Te quiero como a las rosas rojas… 

La edad se me vino encima como una lluvia de pétalos de rosa, el reloj con sus manecillas descontroladas y sin consideración hicieron tic tac una y otra vez para recordármelo, y yo, ¿cómo podría detener el tiempo  para que mi existir no se apagase como lo hacía una vela encendida?.

Es el tiempo el que marca mi vida hoy. Ya son cuatro décadas y parece que fue ayer cuando era una adolescente de piel tan tersa, muy delgada y de  larga cabellera color azabache, siendo aquella que con mi juventud comunicaba mil emociones, todas aquellas  que en mi corazón nacían.

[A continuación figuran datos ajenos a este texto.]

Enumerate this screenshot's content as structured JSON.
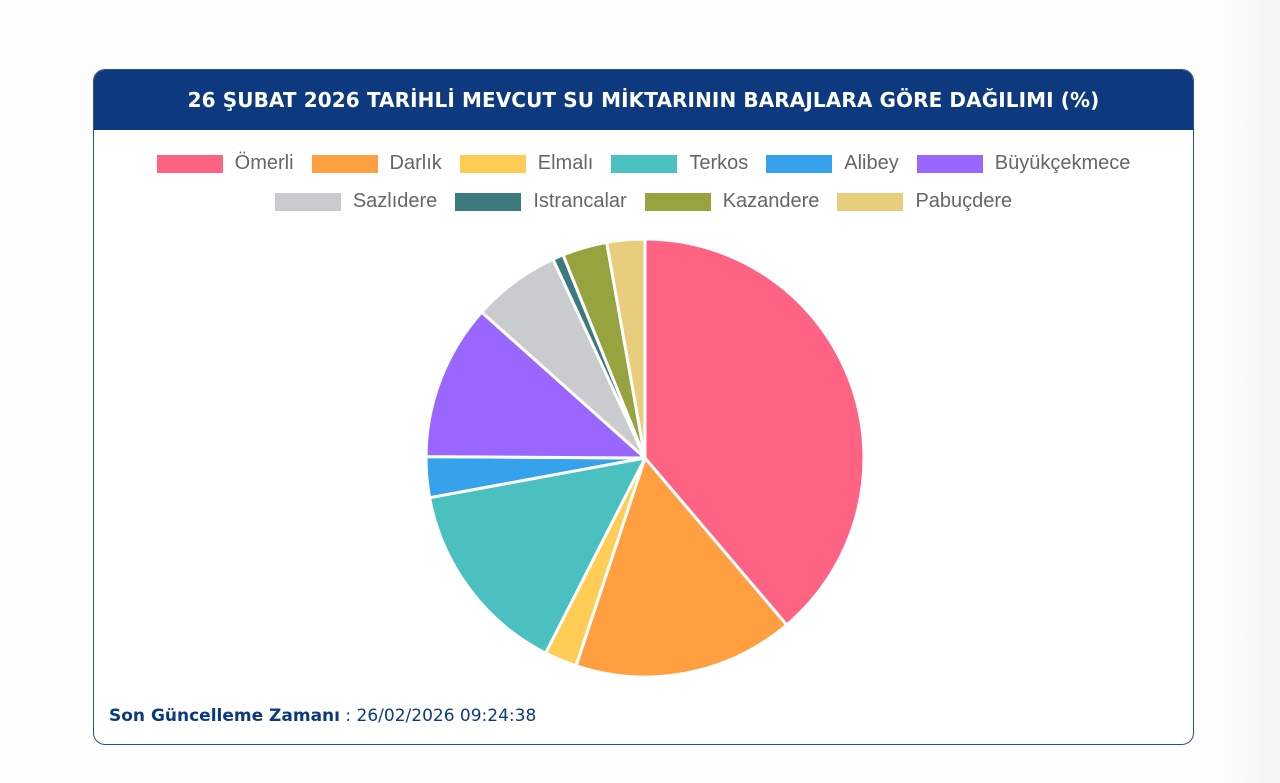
{
  "header": {
    "title": "26 ŞUBAT 2026 TARİHLİ MEVCUT SU MİKTARININ BARAJLARA GÖRE DAĞILIMI (%)"
  },
  "legend": {
    "rows": [
      [
        0,
        1,
        2,
        3,
        4,
        5
      ],
      [
        6,
        7,
        8,
        9
      ]
    ]
  },
  "footer": {
    "label": "Son Güncelleme Zamanı",
    "separator": " : ",
    "value": "26/02/2026 09:24:38"
  },
  "colors": {
    "header_bg": "#0d3a7e",
    "border": "#2c4f8a"
  },
  "chart_data": {
    "type": "pie",
    "title": "26 ŞUBAT 2026 TARİHLİ MEVCUT SU MİKTARININ BARAJLARA GÖRE DAĞILIMI (%)",
    "categories": [
      "Ömerli",
      "Darlık",
      "Elmalı",
      "Terkos",
      "Alibey",
      "Büyükçekmece",
      "Sazlıdere",
      "Istrancalar",
      "Kazandere",
      "Pabuçdere"
    ],
    "values": [
      38.8,
      16.3,
      2.4,
      14.6,
      3.0,
      11.5,
      6.5,
      0.8,
      3.3,
      2.8
    ],
    "colors": [
      "#ff6384",
      "#ff9f40",
      "#ffcd56",
      "#4bc0c0",
      "#36a2eb",
      "#9966ff",
      "#c9cbcf",
      "#3d7a7e",
      "#97a33e",
      "#e8cd7d"
    ],
    "legend_position": "top",
    "start_angle_deg": 0,
    "direction": "clockwise"
  }
}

Quería descubrir el mundo, quería vivir de prisa. Mi vida transcurría viviendo minuto a minuto y segundo a segundo todo lo que Dios me dio  felizmente.

Me parece que sus manecillas son muy crueles porque ya no soy esa adolescente llena de vida, tan sólo me quedan miles de emociones tan vivas y aún presentes, y el reloj, que con su rápido tic-tac tic-toc y el mover sus bracitos de cobre no me dejan olvidar  que aún sigue la vida mía corriendo y que me llevará todavía más lejos de lo que estoy ahora…

Se acabó el momento de los sueños de joven y de imaginar los buenos momentos, es hora del retroceso y de vivir lo peor de la edad, de padecer penosas enfermedades que poco a poco nos irán llevando a la muerte, de pensar en los hogares de la tercera edad y puede que en los malos tratos a una vieja abandonada que pronto seré, pero también es hora de olvidar las frustraciones porque hay que seguir viviendo, pese a todo y ahora aún con más fuerzas, con más ganas y pensando menos en lo que de jóvenes nos hacía ser tan diferentes.